The atmosphere becomes more thirsty and is able to suck water from the oceans and sap moisture from the soil more effectively over some regions, while this water is transported by the winds into monsoons and storm systems, fuelling a greater intensity of precipitation in other regions.
This means that when a drought – or a flood – occurs in a heated world, the severity is intensified by the more rapid movement of water away from one region and into another.
Previous moderate extremes are promoted to premier league extremes while already severe events become unprecedented – elevated into a super league all of their own, which of course no one wants.
The situation is even more dire when you consider compounding effects – multiple catastrophes that strike one region repeatedly or multiple regions at the same time. As we saw recently with Hurricane Ian or the Pacific Typhoon Noru, coastal inundation from storm surges can combine with flooding from heavy and sustained rainfall.
A flip between drought and flood can also make bad situations worse; an example was the intense rainfall, wind and storm surges from multiple, successive tropical cyclones that struck Madagascar between January and April this year. This followed a period of drought which caused what the UN described as potentially the “world’s first climate change famine” and left populations critically vulnerable.
Equally worrying for global food supply, future events could attack in multiple waves, hitting breadbasket regions at the same time with simultaneous droughts, floods or heatwaves.

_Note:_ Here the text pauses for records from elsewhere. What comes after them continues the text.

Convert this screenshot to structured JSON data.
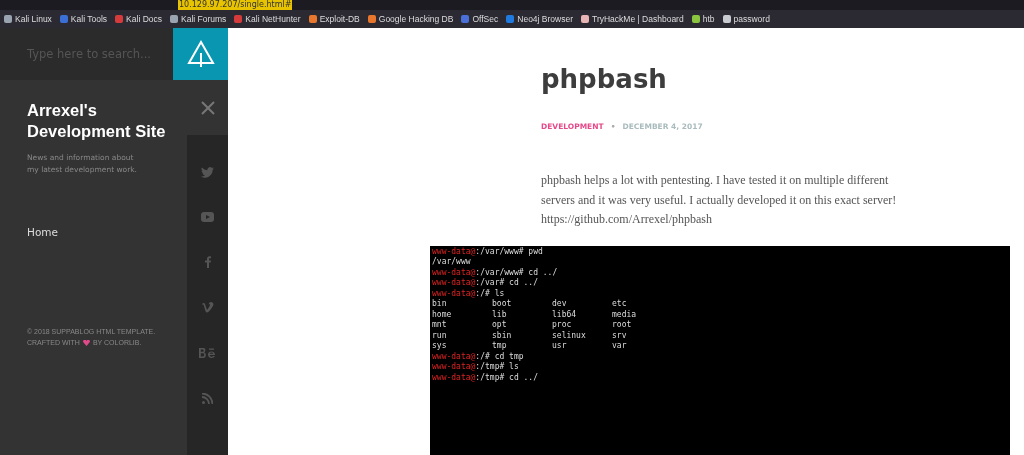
{
  "browser": {
    "url": "10.129.97.207/single.html#",
    "bookmarks": [
      {
        "label": "Kali Linux",
        "color": "#9aa4b0"
      },
      {
        "label": "Kali Tools",
        "color": "#3b6fd6"
      },
      {
        "label": "Kali Docs",
        "color": "#d63b3b"
      },
      {
        "label": "Kali Forums",
        "color": "#9aa4b0"
      },
      {
        "label": "Kali NetHunter",
        "color": "#d63b3b"
      },
      {
        "label": "Exploit-DB",
        "color": "#e8762c"
      },
      {
        "label": "Google Hacking DB",
        "color": "#e8762c"
      },
      {
        "label": "OffSec",
        "color": "#4a6fd8"
      },
      {
        "label": "Neo4j Browser",
        "color": "#1f7be0"
      },
      {
        "label": "TryHackMe | Dashboard",
        "color": "#e8b4b4"
      },
      {
        "label": "htb",
        "color": "#8bc53f"
      },
      {
        "label": "password",
        "color": "#c8cbd0"
      }
    ]
  },
  "sidebar": {
    "search_placeholder": "Type here to search...",
    "site_title": "Arrexel's Development Site",
    "tagline": "News and information about my latest development work.",
    "nav": [
      {
        "label": "Home"
      }
    ],
    "footer_line1": "© 2018 SUPPABLOG HTML TEMPLATE.",
    "footer_crafted": "CRAFTED WITH",
    "footer_by": "BY COLORLIB."
  },
  "post": {
    "title": "phpbash",
    "category": "DEVELOPMENT",
    "separator": "•",
    "date": "DECEMBER 4, 2017",
    "body": "phpbash helps a lot with pentesting. I have tested it on multiple different servers and it was very useful. I actually developed it on this exact server! https://github.com/Arrexel/phpbash",
    "terminal": {
      "lines_before": [
        {
          "prompt": "www-data@",
          "text": ":/var/www# pwd"
        },
        {
          "text": "/var/www"
        },
        {
          "prompt": "www-data@",
          "text": ":/var/www# cd ../"
        },
        {
          "prompt": "www-data@",
          "text": ":/var# cd ../"
        },
        {
          "prompt": "www-data@",
          "text": ":/# ls"
        }
      ],
      "listing": [
        "bin",
        "boot",
        "dev",
        "etc",
        "home",
        "lib",
        "lib64",
        "media",
        "mnt",
        "opt",
        "proc",
        "root",
        "run",
        "sbin",
        "selinux",
        "srv",
        "sys",
        "tmp",
        "usr",
        "var"
      ],
      "lines_after": [
        {
          "prompt": "www-data@",
          "text": ":/# cd tmp"
        },
        {
          "prompt": "www-data@",
          "text": ":/tmp# ls"
        },
        {
          "prompt": "www-data@",
          "text": ":/tmp# cd ../"
        }
      ]
    }
  }
}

As well as making people vulnerable, drought can prime the environment for related problems. Parched ground can amplify heatwaves, as there is no moisture to soften the force of the sun’s relentless rays which are instead focused on heating the ground and the air above.
Dry vegetation combined with hot but windy conditions can also spark or worsen wildfires, the destructive capacity of which has been witnessed over past years across North America, Europe and China, for example.
The constant supply of news documenting unprecedented flooding and drought events add to a wealth of published scientific evidence pored over in four years of scrutiny as part of the Intergovernmental Panel on Climate Change’s sixth assessment report.
Of the 45 regions of global land, 19 have already shown an increase in heavy rainfall since the 1950s while 12 have seen an increase in agricultural drought conditions. This picture is expected to spread and intensify in the future.
The IPCC’s Summary for Policymakers, instrumental in the Glasgow COP26 climate negotiations, stated: “Projected changes in extremes are larger in frequency and intensity with every additional increment of global warming.”
A recent study by the University of Reading provides an example of where the future is already here, with projected intensification of the tropical dry season already evident in satellite observations for some regions such as Brazil, southern Africa and Australia.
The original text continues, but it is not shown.